Bakırhan: Türkiye, Kürt meselesini çözemediği için oyun kurucu rolünü kaybetti
Haber Merkezi – DEM Parti Eş Genel Başkanı Bakırhan yaptığı açıklamada, “Türkiye’nin Kürtlere karşı savaşı da Ortadoğu’da yaşananlardan bağımsız değildir. Türkiye, Kürt meselesini çözemediği için oyun kurucu rolünü kaybetti. Özgürlüklerden ve demokrasiden uzaklaştığı için bu rolü kaybetti” dedi.
Halkların Eşitlik ve Demokrasi Partisi (DEM Parti) Eş Genel Başkanları Tülay Hatimoğulları ve Tuncer Bakırhan, Sosyalist Yeniden Kuruluş Partisi’nin (SYKP) 5'inci Olağan Kongresine katıldı.
Kongrede konuşan Bakırhan, gündeme dair açıklamalarda bulundu.
Bakırhan, “Dünya savaşlarla ve çatışmalarla dolu, dünyada ciddi bir kaos var ve bu kaostan çıkmanın yol ve yöntemleri araştırılıyor. Devrimciler, Kürtler, sosyalistler bu kaostan çıkışın nasıl olacağını tartışıyor, bunun mücadelesini veriyor. Türkiye’nin Kürtlere karşı savaşı da Ortadoğu’da yaşananlardan bağımsız değildir. Türkiye, Kürt meselesini çözemediği için oyun kurucu rolünü kaybetti. Özgürlüklerden ve demokrasiden uzaklaştığı için bu rolü kaybetti. Aksine rolü Türkiye’deki milliyetçiliğin, ırkçılığın, Alevi düşmanlığının, Kürt düşmanlığının, kadın düşmanlığının giderek ivmelenmesine sebebiyet veriyor” dedi.
“3. Yol siyasetimizle birlikte daha güçlü bir mücadeleye koyulacağız”
Bakırhan devamında ise şunları kaydetti:
“Türkiye’de ciddi bir sağ popülizm ve milliyetçilik gelişiyor, büyüyor. Biz devrimciler, dünyadaki adaletsizliklerin ve Ortadoğu’daki çatışmaların son bulması için mücadele ediyoruz. Bir taraftan da Türkiye’de gelişen bu ırkçı ve milliyetçi dalganın son bulması için mücadelemize büyük bir özveriyle devam ediyoruz.
SYKP de DEM Parti’nin önemli bileşenlerinden biri olarak bu yoksulluğa ve ötekileştirmeye; Türkiye’yi yoksullaştıran, işsiz bırakan, uçurumun kenarına getiren bu zihniyete karşı bizimle birlikte, Kürtlerle birlikte mücadele ediyor.
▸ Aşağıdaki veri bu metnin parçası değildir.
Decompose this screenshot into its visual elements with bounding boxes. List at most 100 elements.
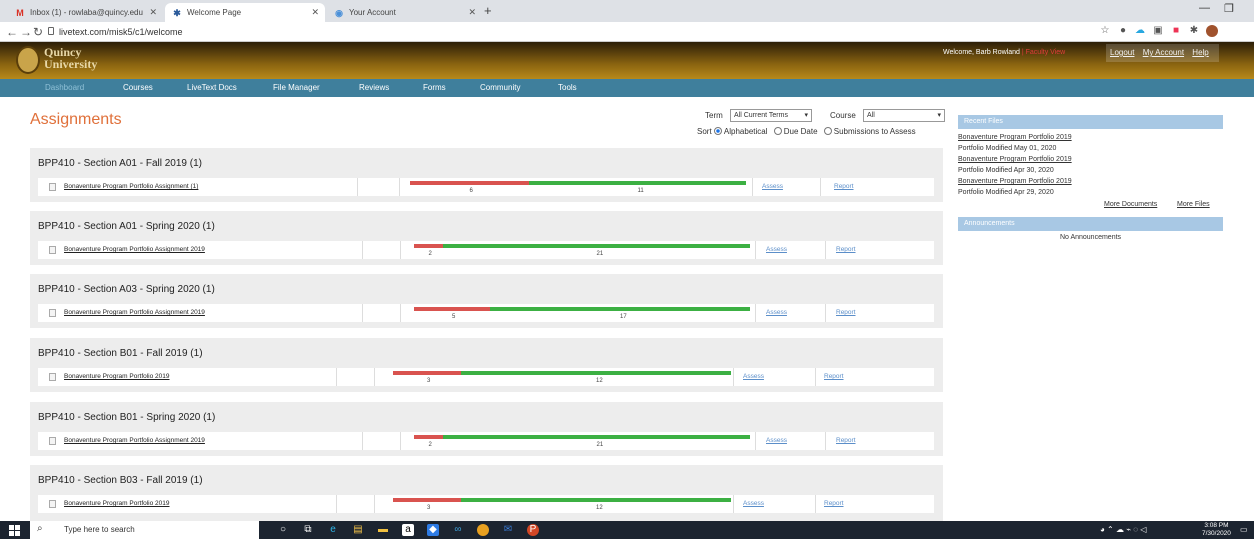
document-icon xyxy=(49,437,56,445)
extension-icon[interactable]: ■ xyxy=(1170,25,1182,37)
tab-account[interactable]: ◉ Your Account ✕ xyxy=(327,3,482,22)
extension-icon[interactable]: ▣ xyxy=(1152,25,1164,37)
puzzle-icon[interactable]: ✱ xyxy=(1188,25,1200,37)
edge-icon[interactable]: e xyxy=(327,524,339,536)
announcements-header: Announcements xyxy=(958,217,1223,231)
amazon-icon[interactable]: a xyxy=(402,524,414,536)
chrome-icon[interactable] xyxy=(477,524,489,536)
recent-file-link[interactable]: Bonaventure Program Portfolio 2019 xyxy=(958,133,1072,142)
nav-dashboard[interactable]: Dashboard xyxy=(45,82,84,94)
university-name[interactable]: Quincy University xyxy=(44,46,97,70)
assess-link[interactable]: Assess xyxy=(766,437,787,445)
faculty-view-link[interactable]: Faculty View xyxy=(1026,49,1066,56)
course-select[interactable]: All ▾ xyxy=(863,109,945,122)
back-icon[interactable]: ← xyxy=(6,24,18,40)
minimize-button[interactable]: — xyxy=(1199,2,1210,14)
close-icon[interactable]: ✕ xyxy=(149,3,157,22)
mail-icon[interactable]: ✉ xyxy=(502,524,514,536)
nav-courses[interactable]: Courses xyxy=(123,82,153,94)
powerpoint-icon[interactable]: P xyxy=(527,524,539,536)
tab-welcome[interactable]: ✱ Welcome Page ✕ xyxy=(165,3,325,22)
url-field[interactable]: livetext.com/misk5/c1/welcome xyxy=(59,26,183,38)
new-tab-button[interactable]: + xyxy=(484,3,492,19)
column-divider xyxy=(374,495,375,513)
column-divider xyxy=(733,368,734,386)
my-account-link[interactable]: My Account xyxy=(1143,48,1184,57)
extension-icon[interactable]: ● xyxy=(1117,25,1129,37)
clock[interactable]: 3:08 PM 7/30/2020 xyxy=(1202,522,1231,538)
welcome-text: Welcome, Barb Rowland | Faculty View xyxy=(943,48,1065,57)
assignment-link[interactable]: Bonaventure Program Portfolio 2019 xyxy=(64,499,170,508)
assignment-row: Bonaventure Program Portfolio Assignment… xyxy=(38,178,934,196)
section-heading: BPP410 - Section B01 - Fall 2019 (1) xyxy=(38,348,203,359)
nav-tools[interactable]: Tools xyxy=(558,82,577,94)
close-icon[interactable]: ✕ xyxy=(468,3,476,22)
forward-icon[interactable]: → xyxy=(20,24,32,40)
report-link[interactable]: Report xyxy=(836,437,856,445)
recent-file-link[interactable]: Bonaventure Program Portfolio 2019 xyxy=(958,177,1072,186)
course-value: All xyxy=(867,112,875,119)
assess-link[interactable]: Assess xyxy=(762,183,783,191)
report-link[interactable]: Report xyxy=(836,309,856,317)
sort-option: Due Date xyxy=(783,127,818,136)
assess-link[interactable]: Assess xyxy=(743,373,764,381)
term-label: Term xyxy=(705,111,723,120)
completed-count: 17 xyxy=(620,314,627,320)
pending-count: 5 xyxy=(452,314,456,320)
nav-forms[interactable]: Forms xyxy=(423,82,446,94)
recent-files-header: Recent Files xyxy=(958,115,1223,129)
tray-icons[interactable]: ◕ ⌃ ☁ ⌁ ◌ ◁ xyxy=(1100,525,1146,535)
recent-file-link[interactable]: Bonaventure Program Portfolio 2019 xyxy=(958,155,1072,164)
account-icon: ◉ xyxy=(335,8,343,18)
assignment-link[interactable]: Bonaventure Program Portfolio Assignment… xyxy=(64,245,205,254)
radio-alphabetical[interactable] xyxy=(713,127,722,135)
more-documents-link[interactable]: More Documents xyxy=(1104,200,1157,209)
tab-inbox[interactable]: M Inbox (1) - rowlaba@quincy.edu ✕ xyxy=(8,3,163,22)
report-link[interactable]: Report xyxy=(824,500,844,508)
nav-file-manager[interactable]: File Manager xyxy=(273,82,320,94)
more-files-link[interactable]: More Files xyxy=(1177,200,1210,209)
nav-livetext-docs[interactable]: LiveText Docs xyxy=(187,82,237,94)
assignment-row: Bonaventure Program Portfolio Assignment… xyxy=(38,241,934,259)
taskbar-search[interactable]: ⌕ Type here to search xyxy=(30,521,259,539)
file-explorer-icon[interactable]: ▬ xyxy=(377,524,389,536)
gmail-icon: M xyxy=(16,8,24,18)
report-link[interactable]: Report xyxy=(836,246,856,254)
windows-start-icon[interactable] xyxy=(9,525,20,536)
help-link[interactable]: Help xyxy=(1192,48,1208,57)
completed-count: 12 xyxy=(596,378,603,384)
report-link[interactable]: Report xyxy=(834,183,854,191)
radio-due-date[interactable] xyxy=(773,127,782,135)
university-logo[interactable] xyxy=(16,46,40,74)
chevron-down-icon: ▾ xyxy=(937,112,941,119)
radio-submissions[interactable] xyxy=(823,127,832,135)
close-icon[interactable]: ✕ xyxy=(311,3,319,22)
assignment-link[interactable]: Bonaventure Program Portfolio Assignment… xyxy=(64,436,205,445)
assignment-link[interactable]: Bonaventure Program Portfolio Assignment… xyxy=(64,308,205,317)
avatar[interactable] xyxy=(1206,25,1218,37)
logout-link[interactable]: Logout xyxy=(1110,48,1134,57)
assignment-link[interactable]: Bonaventure Program Portfolio Assignment… xyxy=(64,182,198,191)
welcome-user: Welcome, Barb Rowland xyxy=(943,49,1020,56)
notifications-icon[interactable]: ▭ xyxy=(1240,525,1248,535)
assignment-link[interactable]: Bonaventure Program Portfolio 2019 xyxy=(64,372,170,381)
report-link[interactable]: Report xyxy=(824,373,844,381)
nav-community[interactable]: Community xyxy=(480,82,520,94)
assess-link[interactable]: Assess xyxy=(766,246,787,254)
maximize-button[interactable]: ❐ xyxy=(1224,2,1234,15)
store-icon[interactable]: ▤ xyxy=(352,524,364,536)
assess-link[interactable]: Assess xyxy=(766,309,787,317)
livetext-icon: ✱ xyxy=(173,8,181,18)
completed-progress-bar xyxy=(443,435,750,439)
task-view-icon[interactable]: ⧉ xyxy=(302,524,314,536)
infinity-icon[interactable]: ∞ xyxy=(452,524,464,536)
assess-link[interactable]: Assess xyxy=(743,500,764,508)
dropbox-icon[interactable]: ◆ xyxy=(427,524,439,536)
nav-reviews[interactable]: Reviews xyxy=(359,82,389,94)
term-select[interactable]: All Current Terms ▾ xyxy=(730,109,812,122)
reload-icon[interactable]: ↻ xyxy=(33,24,43,40)
cloud-icon[interactable]: ☁ xyxy=(1134,25,1146,37)
header-links: Logout My Account Help xyxy=(1106,44,1219,62)
cortana-icon[interactable]: ○ xyxy=(277,524,289,536)
star-icon[interactable]: ☆ xyxy=(1099,25,1111,37)
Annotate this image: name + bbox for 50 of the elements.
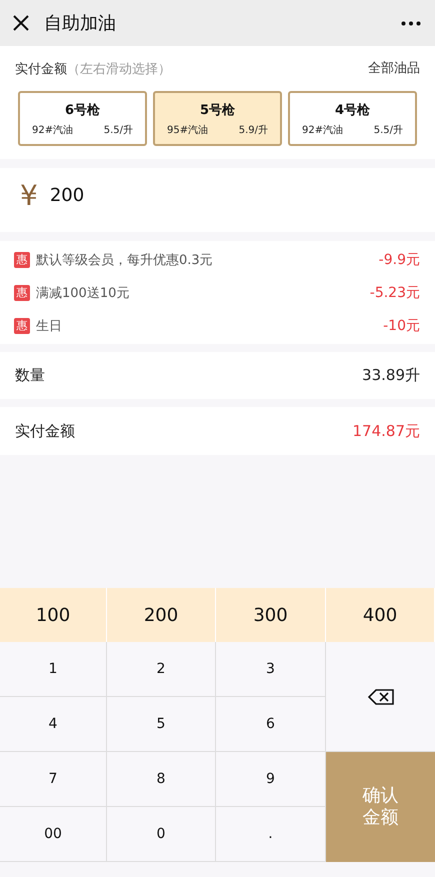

Kadın ve Alevi düşmanlığının önü ırkçılıkla perdelenmeye çalışılıyor. ‘Yoksuluz, işsiziz' dediğimizde vatan diyorlar, millet diyorlar, bayrak diyorlar. Ama vatanın, milletin ve bayrağın arkasında halklarımızı ve emekçilerimizi yoksullaştıran, onlar üzerinde ciddi bir faşist politika uygulayan bir sistem var.
Önümüzdeki dönemde bu faşist politikalarla mücadele etmek bizim için ciddi bir sorumluluktur. Ya bu sağ, ırkçı, milliyetçi, bizi yoksullaştıran sistemin politikaları karşısında pes edeceğiz ve oturacağız ya da emekçilerle, yoksullarla, devrimcilerle, ezilenlerle ve ötekileştirilenlerle birlikte 3. Yol siyasetimizle daha güçlü bir mücadeleye koyulacağız.
Ya fabrikalarda ve sokaklarda işsizlerle, emekçilerle birlikte mücadeleyi örgütleyeceğiz ya da bu faşizan politikalar karşısında gittikçe zayıflayarak Türkiye’de tam olarak faşizmin kurumsallaşmasını izleyeceğiz. 3. Yol siyasetimizle birlikte Türkiye’de sol sosyalist güçler, Kürtler, emekçiler, ezilenler dün olduğu gibi bugün de bu faşizmi engelleyecektir, durduracaktır. Bu yerel seçimler de çok güçlü mücadele yeridir.”